We are looking for an outstanding Research Team Lead with deep hands-on expertise in large-scale distributed systems, AI framework infrastructure, and performance optimization on custom accelerators. If you are a visionary technical leader, a skilled communicator, and a team builder who thrives at the frontier of systems and AI research - you're welcome on board.
What Will You Be Doing?
Lead and grow a world-class team of researchers and engineers working on distributed AI infrastructure and systems software
Architect and own the software infrastructure enabling distributed training and inference on Huawei's custom accelerator hardware (e.g., Ascend NPU)
Drive research and development on communication libraries, runtime systems, memory management, and graph execution & synchronization at scale
Optimize end-to-end performance across large-scale clusters, covering both scale-up (multi-device) and scale-out (multi-node) configurations
Design and implement high-performance communication backends and collective operations (AllReduce, AllGather, broadcast) for distributed training workloads
Collaborate cross-functionally with hardware architects, compiler teams, and framework engineers to co-design hardware-software solutions
Publish and present research findings at top international venues (NeurIPS, EuroSys, SC, MLSys, OSDI) and represent the team externally
Mentor engineers and researchers, conduct performance and growth reviews, and shape team culture and technical direction
Partner with top academic institutions and open-source communities to advance the state of the art in distributed AI systems
Requirements: B.Sc. or higher in Computer Science, Computer Engineering, Electrical Engineering, or a closely related field
8+ years of experience in systems software, distributed computing, or AI infrastructure, with 3+ years in a leadership or team lead role
Deep expertise in large-scale communication systems: collective communication, RDMA, network topology-aware routing, and bandwidth optimization
Hands-on experience building software infrastructure for distributed training on custom accelerators or heterogeneous hardware (GPU, NPU, TPU)

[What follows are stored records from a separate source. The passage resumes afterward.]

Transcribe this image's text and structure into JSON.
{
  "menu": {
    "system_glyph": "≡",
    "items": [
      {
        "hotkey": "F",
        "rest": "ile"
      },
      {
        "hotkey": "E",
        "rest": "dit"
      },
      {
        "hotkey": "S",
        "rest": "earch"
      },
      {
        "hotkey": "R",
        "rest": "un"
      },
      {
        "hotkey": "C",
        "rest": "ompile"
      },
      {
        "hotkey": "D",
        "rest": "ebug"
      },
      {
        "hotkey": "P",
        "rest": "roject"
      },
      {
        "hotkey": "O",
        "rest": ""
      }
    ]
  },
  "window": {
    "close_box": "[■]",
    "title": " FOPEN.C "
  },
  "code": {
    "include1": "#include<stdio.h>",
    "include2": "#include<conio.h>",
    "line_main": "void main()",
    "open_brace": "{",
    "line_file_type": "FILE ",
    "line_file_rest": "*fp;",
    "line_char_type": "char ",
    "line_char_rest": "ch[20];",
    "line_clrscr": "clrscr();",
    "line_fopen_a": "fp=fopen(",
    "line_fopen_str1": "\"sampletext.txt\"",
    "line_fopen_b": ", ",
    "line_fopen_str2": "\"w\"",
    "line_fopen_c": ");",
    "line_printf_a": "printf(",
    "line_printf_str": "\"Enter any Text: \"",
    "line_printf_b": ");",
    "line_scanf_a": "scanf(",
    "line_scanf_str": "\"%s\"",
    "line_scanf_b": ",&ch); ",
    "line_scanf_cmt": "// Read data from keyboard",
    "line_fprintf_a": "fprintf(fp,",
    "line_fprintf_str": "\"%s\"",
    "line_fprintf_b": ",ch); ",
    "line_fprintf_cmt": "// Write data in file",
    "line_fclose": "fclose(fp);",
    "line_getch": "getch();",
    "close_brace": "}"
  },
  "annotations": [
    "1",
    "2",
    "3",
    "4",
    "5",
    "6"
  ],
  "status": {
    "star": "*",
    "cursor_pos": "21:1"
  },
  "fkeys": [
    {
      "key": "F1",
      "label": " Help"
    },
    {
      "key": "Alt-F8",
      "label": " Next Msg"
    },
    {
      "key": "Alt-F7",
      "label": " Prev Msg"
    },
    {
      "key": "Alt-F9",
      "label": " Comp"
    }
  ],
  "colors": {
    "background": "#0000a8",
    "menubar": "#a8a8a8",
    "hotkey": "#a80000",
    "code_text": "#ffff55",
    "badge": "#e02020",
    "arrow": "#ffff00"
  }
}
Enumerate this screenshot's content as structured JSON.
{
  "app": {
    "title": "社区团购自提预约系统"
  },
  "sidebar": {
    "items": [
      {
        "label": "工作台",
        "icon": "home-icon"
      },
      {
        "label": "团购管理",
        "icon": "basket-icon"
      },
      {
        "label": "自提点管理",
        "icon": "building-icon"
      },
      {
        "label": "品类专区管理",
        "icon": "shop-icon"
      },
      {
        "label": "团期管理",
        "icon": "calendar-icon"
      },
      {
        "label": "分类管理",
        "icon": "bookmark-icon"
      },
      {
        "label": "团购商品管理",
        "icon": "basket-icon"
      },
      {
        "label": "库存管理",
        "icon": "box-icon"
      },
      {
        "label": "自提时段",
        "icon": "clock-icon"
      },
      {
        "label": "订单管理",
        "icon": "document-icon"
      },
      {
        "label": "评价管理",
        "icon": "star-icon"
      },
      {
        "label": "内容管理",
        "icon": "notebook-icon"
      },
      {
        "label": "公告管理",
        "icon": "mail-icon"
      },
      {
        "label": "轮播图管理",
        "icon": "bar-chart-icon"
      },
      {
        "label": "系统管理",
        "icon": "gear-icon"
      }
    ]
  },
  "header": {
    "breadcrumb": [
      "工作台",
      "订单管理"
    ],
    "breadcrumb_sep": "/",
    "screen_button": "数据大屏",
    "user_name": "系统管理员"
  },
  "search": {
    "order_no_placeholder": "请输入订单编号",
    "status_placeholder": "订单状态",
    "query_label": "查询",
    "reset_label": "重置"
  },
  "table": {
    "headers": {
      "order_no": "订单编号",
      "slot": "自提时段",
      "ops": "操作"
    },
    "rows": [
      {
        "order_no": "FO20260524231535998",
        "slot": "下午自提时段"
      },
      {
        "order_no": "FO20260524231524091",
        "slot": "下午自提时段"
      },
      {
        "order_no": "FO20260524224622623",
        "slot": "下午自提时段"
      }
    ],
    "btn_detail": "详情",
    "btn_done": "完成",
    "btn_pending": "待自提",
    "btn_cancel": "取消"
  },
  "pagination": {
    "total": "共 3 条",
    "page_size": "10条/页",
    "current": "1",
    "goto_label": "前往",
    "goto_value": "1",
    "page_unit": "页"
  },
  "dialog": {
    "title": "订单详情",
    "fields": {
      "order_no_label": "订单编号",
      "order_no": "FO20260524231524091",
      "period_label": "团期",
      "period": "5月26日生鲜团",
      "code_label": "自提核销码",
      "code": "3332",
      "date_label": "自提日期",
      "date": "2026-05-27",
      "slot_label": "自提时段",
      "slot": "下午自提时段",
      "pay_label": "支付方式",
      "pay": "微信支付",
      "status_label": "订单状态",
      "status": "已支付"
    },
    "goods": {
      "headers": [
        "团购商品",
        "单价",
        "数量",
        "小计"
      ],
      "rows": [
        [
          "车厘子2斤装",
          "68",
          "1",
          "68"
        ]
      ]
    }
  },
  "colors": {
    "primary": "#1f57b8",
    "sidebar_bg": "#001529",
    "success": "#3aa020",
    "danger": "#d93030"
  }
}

Strong knowledge of runtime systems: scheduling, execution graphs, kernel dispatch, synchronization primitives, and pipeline management
Experience with memory management at scale: activation checkpointing, tensor offloading, rematerialization, KV cache management
Proficiency in C/C++ and Python, with a focus on high-performance, production-quality code in Linux environments
Proven ability to define technical vision, lead multi-person projects end-to-end, and deliver results under research and engineering timelines
Excellent communication skills in English - confident presenting to international audiences, writing technical reports, and driving cross-team alignment
Strong collaborative mindset and experience working in globally distributed, multicultural teams
Ways to Stand Out From the Crowd
M.Sc. or Ph.D. in a relevant field, with a strong publication record at systems or ML venues (EuroSys, OSDI, SC, NeurIPS, MLSys, ISCA)
Hands-on experience with communication frameworks such as NCCL, MPI, HCCL, or UCX
Experience with compiler and graph optimization for AI workloads (XLA, TVM, Triton, or custom operator fusion)
Background in mixed-precision training, model parallelism (Tensor Parallelism, Pipeline Parallelism, Expert Parallelism), and large model co-design
Experience profiling and debugging performance bottlenecks on heterogeneous clusters using tools like Chrome tracing, nsight, or custom profilers
This position is open to all candidates.